I went to the police station and asked for the person in charge, I had time and I wanted to get to the bottom of this. I asked them how it was possible that people working in the Metro, which is a public form of transportation, not accept the coins issued by the Arab Republic of Egypt. I used the full term, the Arab Republic of Egypt and sounded like an idiot using it but I didn't care, I had coins that were issued by the government and I wasn't going to let some employee at a booth tell me I wasn't allowed to use them.

The people in the police station were complacent. They really didn't care at all about my problem. It was too trivial and too inconsequential for them. Apparently I seemed so infuriated and unrelenting that the guy who seemed to be in charge told the other plain clothed policeman to handle it. "This is nonsense of course," he said nonchalantly, "this is money and should be accepted."

The plain clothed policeman simply went over to another booth and asked for a ticket with my change, problem solved. This wasn't the solution that I'd hoped for. I don't want to be the exception to the rule. I'd rather that the metro people took the money or the government stopped making these bloody coins.

But such is the case of our country. The man at the booth silently took the money and gave the officer a ticket. The officer then looked at me sordidly and said, 'Kol Sana Wenta Tayeb', which means may every year find you in good health. It was Eid. Before I walked off completely he added, "This is the principle of the Pharoahs, people need to be intimidated to do their job."

It was very sad because it was very true, all solutions are exceptional. People aren't willing to do what's right without the intimidation. The gap between the government and the people is growing wider.

I went back to that manager and told him I bought the ticket. "Have you no fear of God," I asked. Since he had a beard he was deeply offended and thought he'd get back at me. "Have you no fear of God, for giving me all these coins?" he asked.  What ensued was an exchange of words all very un-insulting and full of blame. I blamed him for not taking the money since they were what the government gave us and he blamed me for trying to pass around this money (as if it were counterfeit).

I don't know now if I acted correctly claiming my ticket with this money. It seems that these coins mean nothing to the people anymore. The guys in the booth care nothing for it and they've stated explicitly that people on the metro want nothing of it either. Are we rich enough to discard the small change? In Europe I still get the change of 1 cent when buying things from a supermarket.

What startled me most is that the government or something like public transport doesn't accept the money produced by the State. The good news is that a State divided upon itself cannot stand, the bad news is that till it falls, its people suffer. This has been a note from the real Egyptian underground. The summary is that small coins don't really work underground.

4 comments:

Eventuality said...

Gada3...I would have done the same thing.
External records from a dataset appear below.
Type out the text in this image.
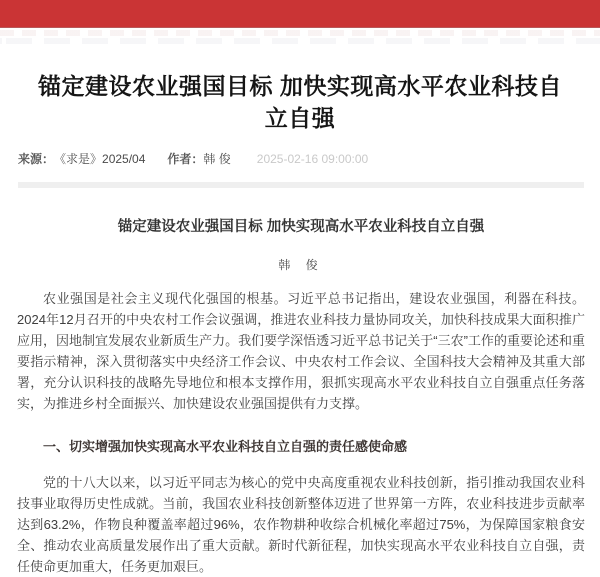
锚定建设农业强国目标 加快实现高水平农业科技自立自强
来源： 《求是》2025/04 作者： 韩 俊 2025-02-16 09:00:00
锚定建设农业强国目标 加快实现高水平农业科技自立自强
韩 俊

农业强国是社会主义现代化强国的根基。习近平总书记指出，建设农业强国，利器在科技。2024年12月召开的中央农村工作会议强调，推进农业科技力量协同攻关，加快科技成果大面积推广应用，因地制宜发展农业新质生产力。我们要学深悟透习近平总书记关于“三农”工作的重要论述和重要指示精神，深入贯彻落实中央经济工作会议、中央农村工作会议、全国科技大会精神及其重大部署，充分认识科技的战略先导地位和根本支撑作用，狠抓实现高水平农业科技自立自强重点任务落实，为推进乡村全面振兴、加快建设农业强国提供有力支撑。

一、切实增强加快实现高水平农业科技自立自强的责任感使命感

党的十八大以来，以习近平同志为核心的党中央高度重视农业科技创新，指引推动我国农业科技事业取得历史性成就。当前，我国农业科技创新整体迈进了世界第一方阵，农业科技进步贡献率达到63.2%，作物良种覆盖率超过96%，农作物耕种收综合机械化率超过75%，为保障国家粮食安全、推动农业高质量发展作出了重大贡献。新时代新征程，加快实现高水平农业科技自立自强，责任使命更加重大，任务更加艰巨。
But yes, it seems people don't accept coins as money...even with the 50 p.t and sometimes the 1 L.E coins.

insomniac said...

hehehe, looks like something i would do too, given that i had the time of course :))

great minds think alike my friend :) yesterday i took the metro and i thought i'd use up some of the change, so i gathered all of it... since none of the small change made a 1 pound, i paid a 1EGP coin, the man took it without argument tho!! good because i was in a hurry :)

Wael Eskandar said...

The 1 L.E coin is okay.. but the smaller coins are worth nothing even if they add to a big amount, I doubt the beggars accept it..

insomniac said...

the menady guy looks at me with disgust when i give him the 1 LE coin!!! i almost feel ashamed handing it out!!